De Caen says her heart stopped beating for 2 hours. A police detective who investigated the case said the girl was "frozen solid" when she was discovered.

It was minus 4 degrees Fahrenheit (-20 degrees Celsius) outside where the girl was found. De Caen says when the baby arrived at the hospital she had no vital signs and was not breathing.

The doctors began attempts to resuscitate: 90 minutes later, she had warmed up a few degrees and her heart had started to pump on it's own.

A team of eight doctors and 15 nurses worked on the child. Within hours she was opening her eyes and moving around, acting like a very sick 1-year-old. She is no longer on a breathing tube and is receiving morphine to help with pain. Her hands and feet are bandaged and a plastic surgeon is keeping an eye on her.
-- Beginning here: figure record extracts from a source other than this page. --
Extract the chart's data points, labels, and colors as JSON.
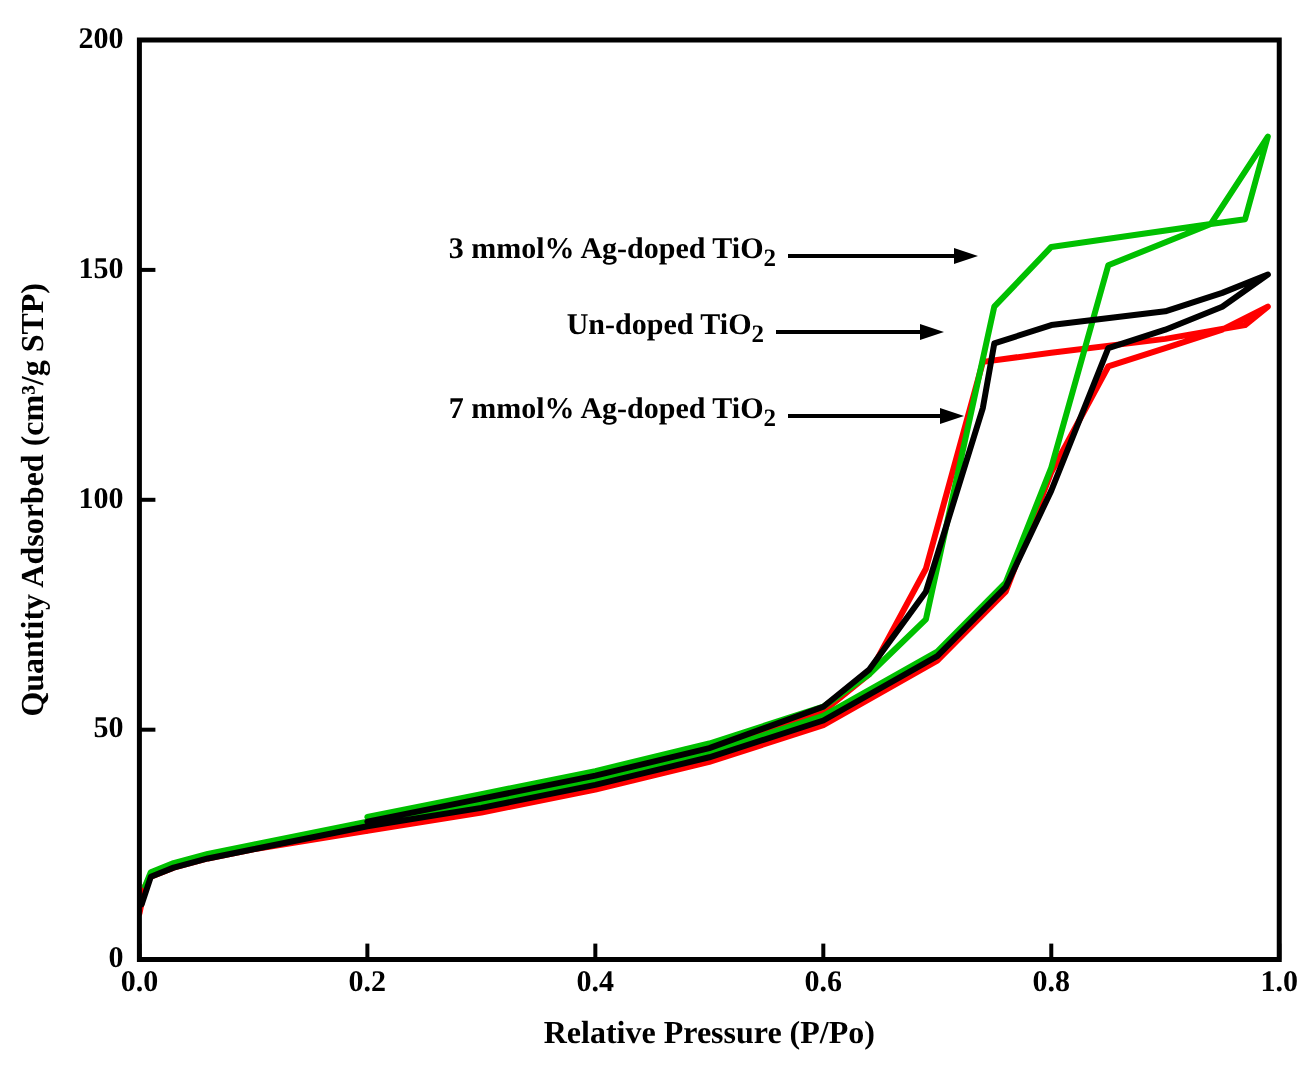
{
  "chart_data": {
    "type": "line",
    "xlabel": "Relative Pressure (P/Po)",
    "ylabel": "Quantity Adsorbed (cm³/g STP)",
    "xlim": [
      0,
      1
    ],
    "ylim": [
      0,
      200
    ],
    "xticks": [
      {
        "value": 0,
        "label": "0.0"
      },
      {
        "value": 0.2,
        "label": "0.2"
      },
      {
        "value": 0.4,
        "label": "0.4"
      },
      {
        "value": 0.6,
        "label": "0.6"
      },
      {
        "value": 0.8,
        "label": "0.8"
      },
      {
        "value": 1,
        "label": "1.0"
      }
    ],
    "yticks": [
      0,
      50,
      100,
      150,
      200
    ],
    "grid": false,
    "legend": false,
    "marker": "none",
    "line_style": "solid",
    "series": [
      {
        "color": "#000000",
        "x": [
          0.002,
          0.01,
          0.03,
          0.06,
          0.1,
          0.2,
          0.3,
          0.4,
          0.5,
          0.6,
          0.7,
          0.76,
          0.8,
          0.85,
          0.9,
          0.95,
          0.99,
          0.95,
          0.9,
          0.8,
          0.75,
          0.74,
          0.69,
          0.64,
          0.6,
          0.5,
          0.4,
          0.3,
          0.2
        ],
        "values": [
          12,
          18,
          20,
          22,
          24,
          29,
          33,
          38,
          44,
          52,
          66,
          81,
          102,
          133,
          137,
          142,
          149,
          145,
          141,
          138,
          134,
          120,
          80,
          63,
          55,
          46,
          40,
          35,
          30
        ]
      },
      {
        "color": "#00c000",
        "x": [
          0.005,
          0.01,
          0.03,
          0.06,
          0.1,
          0.2,
          0.3,
          0.4,
          0.5,
          0.6,
          0.7,
          0.76,
          0.8,
          0.85,
          0.94,
          0.99,
          0.97,
          0.94,
          0.8,
          0.75,
          0.69,
          0.64,
          0.6,
          0.5,
          0.4,
          0.3,
          0.2
        ],
        "values": [
          16,
          19,
          21,
          23,
          25,
          30,
          34,
          39,
          45,
          53,
          67,
          82,
          107,
          151,
          160,
          179,
          161,
          160,
          155,
          142,
          74,
          62,
          55,
          47,
          41,
          36,
          31
        ]
      },
      {
        "color": "#ff0000",
        "x": [
          0,
          0.005,
          0.01,
          0.03,
          0.06,
          0.1,
          0.2,
          0.3,
          0.4,
          0.5,
          0.6,
          0.7,
          0.76,
          0.8,
          0.85,
          0.9,
          0.95,
          0.99,
          0.97,
          0.9,
          0.8,
          0.74,
          0.69,
          0.64,
          0.6,
          0.5,
          0.4,
          0.3,
          0.2
        ],
        "values": [
          10,
          16,
          18,
          20,
          22,
          24,
          28,
          32,
          37,
          43,
          51,
          65,
          80,
          106,
          129,
          133,
          137,
          142,
          138,
          135,
          132,
          130,
          85,
          62,
          54,
          45,
          39,
          33,
          28
        ]
      }
    ],
    "annotations": [
      "3 mmol% Ag-doped TiO$_{2}$",
      "Un-doped TiO$_{2}$",
      "7 mmol% Ag-doped TiO$_{2}$"
    ]
  }
}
The baby girl, her 2-year-old sister, and her mother were all overnight guests at a friend's home. She celebrated her birthday last week. Originally, the police considered criminal charges, but they say they have ruled that out at this point. They are now calling it a tragic accident.

De Caen says the girl still has a long recovery ahead. She suffered extensive frostbite injuries that will require careful attention. Plastic surgeons are watching her progress carefully.

The doctor calls this the most extreme case of surviving the cold that he has seen. Only three or four children in the world have survived such low body temperatures according to De Caen.

This case has had quite an impact on the medical team who fought to save the little girl. It has been an emotional and rewarding experience according to some. "The mood in the unit definitely went up a notch or two when she woke up," says nursing manager Brigitte Martens. "It was wonderful."